Bones and other artifacts have been discovered with marks cut into them that many believe are tally marks. Some historians suggest that the Lebombo bone (dated about 43,000 years ago) and the Ishango bone (dated about 22,000 to 30,000 years ago) are the oldest arithmetic artifacts but this interpretation is disputed. These tally marks may have been used for counting elapsed time, such as numbers of days, lunar cycles or keeping records of quantities, such as of animals. A perceptual system for quantity thought to underlie numeracy, is shared with other species, a phylogenetic distribution suggesting it would have existed before the emergence of language.

A tallying system has no concept of place value (as in modern decimal notation), which limits its representation of large numbers. Nonetheless, tallying systems are considered the first kind of abstract numeral system.

The earliest unambiguous numbers in the archaeological record are the Mesopotamian base 60 (sexagesimal) system (c. 3400 BC); place value emerged in the 3rd millennium BCE. The earliest known base 10 system dates to 3100 BC in Egypt. A Babylonian clay tablet dated to 1900–1600 BC provides an estimate of the circumference of a circle to its diameter of ${\textstyle 3{\frac {1}{8}}}$ = 3.125, possibly the oldest approximation of π.

Numbers should be distinguished from numerals, the symbols used to represent numbers. The Egyptians invented the first ciphered numeral system, and the Greeks followed by mapping their counting numbers onto Ionian and Doric alphabets. (However, in 300 BC, Archimedes first demonstrated the use of a positional numeral system to display extremely large numbers in The Sand Reckoner.) Roman numerals, a system that used combinations of letters from the Roman alphabet, remained dominant in Europe until the spread of the Hindu–Arabic numeral system around the late 14th century, and the Hindu–Arabic numeral system remains the most common system for representing numbers in the world today. The key to the effectiveness of the system was the symbol for zero, which was developed by ancient Indian mathematicians around 500 AD.

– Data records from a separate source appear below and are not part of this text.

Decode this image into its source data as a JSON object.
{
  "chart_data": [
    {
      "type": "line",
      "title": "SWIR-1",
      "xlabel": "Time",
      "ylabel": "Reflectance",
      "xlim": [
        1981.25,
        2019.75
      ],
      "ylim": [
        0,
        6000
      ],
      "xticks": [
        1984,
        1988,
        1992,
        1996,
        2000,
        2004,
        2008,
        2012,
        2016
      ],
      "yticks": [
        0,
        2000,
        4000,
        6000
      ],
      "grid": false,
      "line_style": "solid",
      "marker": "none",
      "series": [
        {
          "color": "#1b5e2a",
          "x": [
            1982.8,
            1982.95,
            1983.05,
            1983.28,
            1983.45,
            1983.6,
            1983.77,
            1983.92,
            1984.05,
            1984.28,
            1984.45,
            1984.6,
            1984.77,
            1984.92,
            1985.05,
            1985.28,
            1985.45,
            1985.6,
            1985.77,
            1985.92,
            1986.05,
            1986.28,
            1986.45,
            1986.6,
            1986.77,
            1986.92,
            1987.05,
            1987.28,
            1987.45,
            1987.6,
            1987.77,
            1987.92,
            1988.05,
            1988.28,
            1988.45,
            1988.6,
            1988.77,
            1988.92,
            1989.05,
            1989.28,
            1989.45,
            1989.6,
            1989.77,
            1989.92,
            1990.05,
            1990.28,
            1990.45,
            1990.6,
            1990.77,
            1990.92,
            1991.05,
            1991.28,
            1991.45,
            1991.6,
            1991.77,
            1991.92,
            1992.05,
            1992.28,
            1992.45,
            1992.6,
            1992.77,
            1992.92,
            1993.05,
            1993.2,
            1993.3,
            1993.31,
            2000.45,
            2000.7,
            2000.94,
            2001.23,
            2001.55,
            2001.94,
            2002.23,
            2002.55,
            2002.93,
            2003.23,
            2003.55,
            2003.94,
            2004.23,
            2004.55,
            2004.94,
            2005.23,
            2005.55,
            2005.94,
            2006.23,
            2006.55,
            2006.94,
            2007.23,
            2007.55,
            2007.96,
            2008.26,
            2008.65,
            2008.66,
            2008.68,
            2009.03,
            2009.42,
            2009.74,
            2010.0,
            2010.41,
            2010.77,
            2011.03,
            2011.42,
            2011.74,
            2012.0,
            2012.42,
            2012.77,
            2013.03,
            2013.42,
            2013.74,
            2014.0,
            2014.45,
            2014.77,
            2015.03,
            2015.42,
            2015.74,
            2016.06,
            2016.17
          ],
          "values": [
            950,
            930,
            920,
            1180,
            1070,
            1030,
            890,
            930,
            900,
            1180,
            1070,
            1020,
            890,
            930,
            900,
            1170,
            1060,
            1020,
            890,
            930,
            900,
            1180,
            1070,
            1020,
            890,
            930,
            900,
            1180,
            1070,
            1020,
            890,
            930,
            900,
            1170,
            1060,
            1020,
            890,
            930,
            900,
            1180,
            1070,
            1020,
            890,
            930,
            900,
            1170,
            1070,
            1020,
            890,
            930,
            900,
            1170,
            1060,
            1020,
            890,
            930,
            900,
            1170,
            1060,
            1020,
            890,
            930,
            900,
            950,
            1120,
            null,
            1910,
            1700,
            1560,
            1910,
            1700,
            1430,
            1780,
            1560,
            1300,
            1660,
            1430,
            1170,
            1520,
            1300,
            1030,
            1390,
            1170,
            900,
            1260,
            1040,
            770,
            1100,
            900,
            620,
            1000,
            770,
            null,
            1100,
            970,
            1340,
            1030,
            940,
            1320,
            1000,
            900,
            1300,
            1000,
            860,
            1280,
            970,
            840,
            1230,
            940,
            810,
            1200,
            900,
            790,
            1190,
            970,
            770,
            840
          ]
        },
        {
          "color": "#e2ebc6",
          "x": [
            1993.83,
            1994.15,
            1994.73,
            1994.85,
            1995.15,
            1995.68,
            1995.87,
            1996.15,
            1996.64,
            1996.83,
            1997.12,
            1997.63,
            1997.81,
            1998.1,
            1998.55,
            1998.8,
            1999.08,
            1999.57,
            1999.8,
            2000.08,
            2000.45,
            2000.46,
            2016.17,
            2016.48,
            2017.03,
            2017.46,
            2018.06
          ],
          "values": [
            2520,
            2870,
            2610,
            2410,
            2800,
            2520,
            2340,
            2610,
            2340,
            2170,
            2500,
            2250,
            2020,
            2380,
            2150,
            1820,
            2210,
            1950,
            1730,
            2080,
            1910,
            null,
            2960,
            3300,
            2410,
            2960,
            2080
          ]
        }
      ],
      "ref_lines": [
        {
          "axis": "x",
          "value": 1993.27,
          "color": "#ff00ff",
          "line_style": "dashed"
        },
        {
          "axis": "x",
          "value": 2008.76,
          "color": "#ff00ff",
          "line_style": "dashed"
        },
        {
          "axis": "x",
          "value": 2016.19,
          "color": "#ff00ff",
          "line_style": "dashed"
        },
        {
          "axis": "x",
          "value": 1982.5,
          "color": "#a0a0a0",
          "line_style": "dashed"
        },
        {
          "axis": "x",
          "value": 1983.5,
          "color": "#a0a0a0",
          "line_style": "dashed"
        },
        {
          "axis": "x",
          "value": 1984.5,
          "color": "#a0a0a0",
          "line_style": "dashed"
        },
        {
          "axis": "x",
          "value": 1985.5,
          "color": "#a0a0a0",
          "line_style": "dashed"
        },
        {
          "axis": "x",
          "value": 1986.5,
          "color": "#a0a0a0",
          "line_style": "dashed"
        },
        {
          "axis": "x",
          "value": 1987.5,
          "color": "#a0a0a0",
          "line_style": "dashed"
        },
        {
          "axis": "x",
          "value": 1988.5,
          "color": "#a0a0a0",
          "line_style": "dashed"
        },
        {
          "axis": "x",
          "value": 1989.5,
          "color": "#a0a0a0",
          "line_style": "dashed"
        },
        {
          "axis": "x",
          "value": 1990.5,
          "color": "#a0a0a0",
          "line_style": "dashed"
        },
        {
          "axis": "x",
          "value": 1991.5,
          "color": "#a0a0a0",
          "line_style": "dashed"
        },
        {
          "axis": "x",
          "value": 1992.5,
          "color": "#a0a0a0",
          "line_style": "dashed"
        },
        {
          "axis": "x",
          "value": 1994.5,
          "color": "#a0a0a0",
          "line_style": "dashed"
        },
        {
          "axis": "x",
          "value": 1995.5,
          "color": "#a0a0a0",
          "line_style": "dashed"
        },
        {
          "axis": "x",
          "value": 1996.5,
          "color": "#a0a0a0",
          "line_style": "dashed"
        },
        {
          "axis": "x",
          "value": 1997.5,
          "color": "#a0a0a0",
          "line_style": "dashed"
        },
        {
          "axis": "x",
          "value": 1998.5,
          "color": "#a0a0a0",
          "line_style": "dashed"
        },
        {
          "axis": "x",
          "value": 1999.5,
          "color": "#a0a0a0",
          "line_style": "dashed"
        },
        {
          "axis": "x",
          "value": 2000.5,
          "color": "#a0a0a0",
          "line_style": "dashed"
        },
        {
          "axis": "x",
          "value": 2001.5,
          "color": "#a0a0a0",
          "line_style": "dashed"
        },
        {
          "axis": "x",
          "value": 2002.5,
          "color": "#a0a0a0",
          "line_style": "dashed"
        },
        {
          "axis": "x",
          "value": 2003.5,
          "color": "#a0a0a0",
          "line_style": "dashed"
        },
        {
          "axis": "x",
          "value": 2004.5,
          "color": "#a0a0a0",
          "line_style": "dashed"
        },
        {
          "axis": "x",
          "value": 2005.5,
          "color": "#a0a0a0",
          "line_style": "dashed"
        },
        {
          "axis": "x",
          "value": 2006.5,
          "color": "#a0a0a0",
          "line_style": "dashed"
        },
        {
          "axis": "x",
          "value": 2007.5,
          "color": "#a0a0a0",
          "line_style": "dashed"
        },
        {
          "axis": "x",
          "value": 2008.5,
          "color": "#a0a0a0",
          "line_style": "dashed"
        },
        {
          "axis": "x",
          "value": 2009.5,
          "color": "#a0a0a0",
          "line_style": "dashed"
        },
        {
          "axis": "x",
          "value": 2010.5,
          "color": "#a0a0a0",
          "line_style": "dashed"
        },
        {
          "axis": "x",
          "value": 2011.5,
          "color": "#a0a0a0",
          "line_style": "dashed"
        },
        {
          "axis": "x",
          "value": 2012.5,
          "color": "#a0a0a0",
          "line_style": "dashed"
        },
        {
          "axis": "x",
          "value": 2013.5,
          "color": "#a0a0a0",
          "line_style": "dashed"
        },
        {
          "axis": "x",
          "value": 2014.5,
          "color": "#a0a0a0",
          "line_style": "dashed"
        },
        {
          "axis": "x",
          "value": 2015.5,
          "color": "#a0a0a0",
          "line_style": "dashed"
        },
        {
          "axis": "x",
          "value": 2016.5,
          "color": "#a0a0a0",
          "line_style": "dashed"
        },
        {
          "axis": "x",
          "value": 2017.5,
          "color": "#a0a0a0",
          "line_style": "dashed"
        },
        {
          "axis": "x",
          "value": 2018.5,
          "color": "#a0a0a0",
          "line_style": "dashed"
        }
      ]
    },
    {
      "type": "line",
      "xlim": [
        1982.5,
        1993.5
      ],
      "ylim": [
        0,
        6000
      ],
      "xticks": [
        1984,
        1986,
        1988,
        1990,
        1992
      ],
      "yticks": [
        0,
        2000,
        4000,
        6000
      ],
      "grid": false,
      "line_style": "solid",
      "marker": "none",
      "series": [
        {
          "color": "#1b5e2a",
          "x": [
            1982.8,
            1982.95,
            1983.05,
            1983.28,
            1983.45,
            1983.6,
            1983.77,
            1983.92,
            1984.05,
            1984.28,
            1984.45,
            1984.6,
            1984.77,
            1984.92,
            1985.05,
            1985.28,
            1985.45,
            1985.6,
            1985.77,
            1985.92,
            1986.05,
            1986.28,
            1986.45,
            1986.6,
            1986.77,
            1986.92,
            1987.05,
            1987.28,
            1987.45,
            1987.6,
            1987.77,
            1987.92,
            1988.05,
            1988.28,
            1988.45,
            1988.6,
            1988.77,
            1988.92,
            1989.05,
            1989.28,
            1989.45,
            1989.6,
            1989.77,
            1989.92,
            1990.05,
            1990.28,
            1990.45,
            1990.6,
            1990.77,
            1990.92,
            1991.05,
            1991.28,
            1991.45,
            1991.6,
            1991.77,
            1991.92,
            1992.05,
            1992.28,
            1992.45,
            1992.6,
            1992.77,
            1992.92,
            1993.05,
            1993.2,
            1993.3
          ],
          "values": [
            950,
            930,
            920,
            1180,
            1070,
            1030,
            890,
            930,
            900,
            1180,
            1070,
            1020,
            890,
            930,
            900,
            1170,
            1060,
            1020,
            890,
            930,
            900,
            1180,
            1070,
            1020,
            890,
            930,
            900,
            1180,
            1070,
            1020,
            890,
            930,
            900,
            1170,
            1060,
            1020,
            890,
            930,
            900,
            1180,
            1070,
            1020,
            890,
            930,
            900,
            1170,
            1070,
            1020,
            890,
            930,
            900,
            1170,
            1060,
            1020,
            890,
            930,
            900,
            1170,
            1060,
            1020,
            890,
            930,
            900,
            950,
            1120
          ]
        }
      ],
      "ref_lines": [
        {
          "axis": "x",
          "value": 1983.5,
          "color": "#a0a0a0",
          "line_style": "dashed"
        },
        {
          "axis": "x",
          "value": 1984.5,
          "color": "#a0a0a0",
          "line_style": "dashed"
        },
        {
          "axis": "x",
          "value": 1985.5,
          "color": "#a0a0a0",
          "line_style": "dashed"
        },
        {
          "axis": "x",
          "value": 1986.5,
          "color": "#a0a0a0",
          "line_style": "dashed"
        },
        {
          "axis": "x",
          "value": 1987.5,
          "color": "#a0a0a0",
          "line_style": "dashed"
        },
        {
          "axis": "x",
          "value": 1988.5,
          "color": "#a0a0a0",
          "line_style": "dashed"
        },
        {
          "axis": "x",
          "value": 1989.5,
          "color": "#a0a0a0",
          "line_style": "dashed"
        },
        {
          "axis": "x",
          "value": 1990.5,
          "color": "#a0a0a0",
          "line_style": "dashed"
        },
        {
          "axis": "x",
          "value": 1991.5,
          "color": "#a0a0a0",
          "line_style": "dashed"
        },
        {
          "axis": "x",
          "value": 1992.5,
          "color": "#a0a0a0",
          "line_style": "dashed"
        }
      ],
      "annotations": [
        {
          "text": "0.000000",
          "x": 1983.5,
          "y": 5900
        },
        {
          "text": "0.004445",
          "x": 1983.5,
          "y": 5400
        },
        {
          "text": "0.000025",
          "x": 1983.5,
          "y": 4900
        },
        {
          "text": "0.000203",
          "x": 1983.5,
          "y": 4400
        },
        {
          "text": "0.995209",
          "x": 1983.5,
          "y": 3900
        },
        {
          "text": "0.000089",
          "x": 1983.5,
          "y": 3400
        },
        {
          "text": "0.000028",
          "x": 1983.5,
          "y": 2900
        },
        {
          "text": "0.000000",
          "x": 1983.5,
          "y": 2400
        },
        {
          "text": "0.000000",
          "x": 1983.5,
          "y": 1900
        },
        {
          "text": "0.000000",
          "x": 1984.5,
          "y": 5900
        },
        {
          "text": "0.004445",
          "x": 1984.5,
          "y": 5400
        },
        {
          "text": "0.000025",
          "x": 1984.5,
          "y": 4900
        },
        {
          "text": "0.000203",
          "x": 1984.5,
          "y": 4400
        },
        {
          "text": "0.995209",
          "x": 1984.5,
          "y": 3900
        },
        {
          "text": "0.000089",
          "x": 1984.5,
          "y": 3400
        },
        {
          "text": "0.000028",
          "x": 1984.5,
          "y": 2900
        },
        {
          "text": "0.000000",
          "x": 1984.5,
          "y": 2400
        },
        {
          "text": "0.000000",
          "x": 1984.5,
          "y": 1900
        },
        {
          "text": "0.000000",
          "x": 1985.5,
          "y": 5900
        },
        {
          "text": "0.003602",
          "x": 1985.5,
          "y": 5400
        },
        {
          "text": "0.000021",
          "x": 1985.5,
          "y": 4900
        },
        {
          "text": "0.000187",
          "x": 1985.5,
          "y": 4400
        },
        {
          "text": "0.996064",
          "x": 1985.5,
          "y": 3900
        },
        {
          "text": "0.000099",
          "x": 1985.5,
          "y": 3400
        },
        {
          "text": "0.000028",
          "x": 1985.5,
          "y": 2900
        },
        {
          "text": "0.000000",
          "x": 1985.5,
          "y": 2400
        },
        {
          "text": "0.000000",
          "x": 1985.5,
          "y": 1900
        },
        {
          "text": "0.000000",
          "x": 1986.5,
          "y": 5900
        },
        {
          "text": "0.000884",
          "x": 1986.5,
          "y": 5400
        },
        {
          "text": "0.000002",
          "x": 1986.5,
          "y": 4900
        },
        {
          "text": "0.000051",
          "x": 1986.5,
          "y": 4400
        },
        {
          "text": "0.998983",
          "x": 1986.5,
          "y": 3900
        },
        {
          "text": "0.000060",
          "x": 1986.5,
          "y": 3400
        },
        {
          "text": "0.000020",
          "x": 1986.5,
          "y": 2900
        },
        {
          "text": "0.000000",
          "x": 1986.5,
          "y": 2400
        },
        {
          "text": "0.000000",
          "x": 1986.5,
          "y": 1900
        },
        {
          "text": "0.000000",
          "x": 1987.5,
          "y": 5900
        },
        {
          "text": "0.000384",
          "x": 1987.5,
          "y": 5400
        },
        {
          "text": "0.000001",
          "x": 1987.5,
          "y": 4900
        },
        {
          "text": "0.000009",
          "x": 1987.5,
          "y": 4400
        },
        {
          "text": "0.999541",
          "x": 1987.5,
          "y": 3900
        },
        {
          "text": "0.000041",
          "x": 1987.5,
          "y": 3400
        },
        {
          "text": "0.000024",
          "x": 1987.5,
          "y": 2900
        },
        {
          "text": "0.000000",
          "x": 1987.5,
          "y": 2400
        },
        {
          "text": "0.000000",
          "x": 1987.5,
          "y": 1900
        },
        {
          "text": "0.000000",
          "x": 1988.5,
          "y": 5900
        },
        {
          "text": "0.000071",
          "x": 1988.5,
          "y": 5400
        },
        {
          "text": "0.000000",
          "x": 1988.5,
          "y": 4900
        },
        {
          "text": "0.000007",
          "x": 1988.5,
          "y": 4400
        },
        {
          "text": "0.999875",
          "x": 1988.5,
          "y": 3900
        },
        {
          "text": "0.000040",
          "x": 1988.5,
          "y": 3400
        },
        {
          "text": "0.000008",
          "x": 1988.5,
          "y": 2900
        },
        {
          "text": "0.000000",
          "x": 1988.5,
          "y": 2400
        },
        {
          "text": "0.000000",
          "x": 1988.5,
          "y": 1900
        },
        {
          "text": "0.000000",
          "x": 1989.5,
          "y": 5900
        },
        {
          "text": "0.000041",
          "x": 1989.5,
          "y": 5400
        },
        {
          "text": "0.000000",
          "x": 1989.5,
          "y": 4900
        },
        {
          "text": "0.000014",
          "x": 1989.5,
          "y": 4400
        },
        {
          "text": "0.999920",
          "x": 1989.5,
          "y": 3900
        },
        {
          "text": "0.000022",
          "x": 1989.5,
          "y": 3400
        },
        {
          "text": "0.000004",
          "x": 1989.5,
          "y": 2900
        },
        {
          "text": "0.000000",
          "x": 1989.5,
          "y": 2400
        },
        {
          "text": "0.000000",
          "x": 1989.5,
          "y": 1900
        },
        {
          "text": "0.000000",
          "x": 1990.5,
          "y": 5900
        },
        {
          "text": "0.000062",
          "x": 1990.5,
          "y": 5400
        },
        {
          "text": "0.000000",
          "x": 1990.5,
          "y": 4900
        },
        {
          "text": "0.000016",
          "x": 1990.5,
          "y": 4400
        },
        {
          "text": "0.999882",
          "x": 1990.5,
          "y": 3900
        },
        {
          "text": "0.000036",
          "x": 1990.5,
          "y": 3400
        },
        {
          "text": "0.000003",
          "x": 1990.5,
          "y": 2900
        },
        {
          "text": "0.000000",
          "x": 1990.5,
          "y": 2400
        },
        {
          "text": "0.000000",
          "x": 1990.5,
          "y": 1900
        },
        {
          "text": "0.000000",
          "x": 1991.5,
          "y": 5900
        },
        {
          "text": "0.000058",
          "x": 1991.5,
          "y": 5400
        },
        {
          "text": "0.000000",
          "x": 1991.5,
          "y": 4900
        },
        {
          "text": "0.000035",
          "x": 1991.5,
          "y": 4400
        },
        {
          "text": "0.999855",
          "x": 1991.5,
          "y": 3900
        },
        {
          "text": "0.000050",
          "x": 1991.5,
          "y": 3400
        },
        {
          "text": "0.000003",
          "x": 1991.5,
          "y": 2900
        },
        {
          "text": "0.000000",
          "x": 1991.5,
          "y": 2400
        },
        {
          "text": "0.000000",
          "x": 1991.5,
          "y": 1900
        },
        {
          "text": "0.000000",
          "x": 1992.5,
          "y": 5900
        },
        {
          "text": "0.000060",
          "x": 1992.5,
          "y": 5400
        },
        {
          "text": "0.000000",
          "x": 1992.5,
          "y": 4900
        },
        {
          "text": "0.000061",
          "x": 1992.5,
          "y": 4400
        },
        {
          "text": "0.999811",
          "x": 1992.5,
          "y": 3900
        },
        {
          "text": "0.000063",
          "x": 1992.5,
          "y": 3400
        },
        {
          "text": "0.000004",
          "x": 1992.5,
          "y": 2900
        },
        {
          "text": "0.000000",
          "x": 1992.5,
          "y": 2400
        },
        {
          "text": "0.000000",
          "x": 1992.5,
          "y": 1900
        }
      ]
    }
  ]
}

The first known recorded use of zero as an integer dates to AD 628, and appeared in the Brāhmasphuṭasiddhānta, the main work of the Indian mathematician Brahmagupta. He is usually considered the first to formulate the mathematical concept of zero. Brahmagupta treated 0 as a number and discussed operations involving it, including division by zero. He gave rules of using zero with negative and positive numbers, such as "zero plus a positive number is a positive number, and a negative number plus zero is the negative number". By this time (the 7th century), the concept had clearly reached Cambodia in the form of Khmer numerals, and documentation shows the idea later spreading to China and the Islamic world. The concept began reaching Europe through Islamic sources around the year 1000.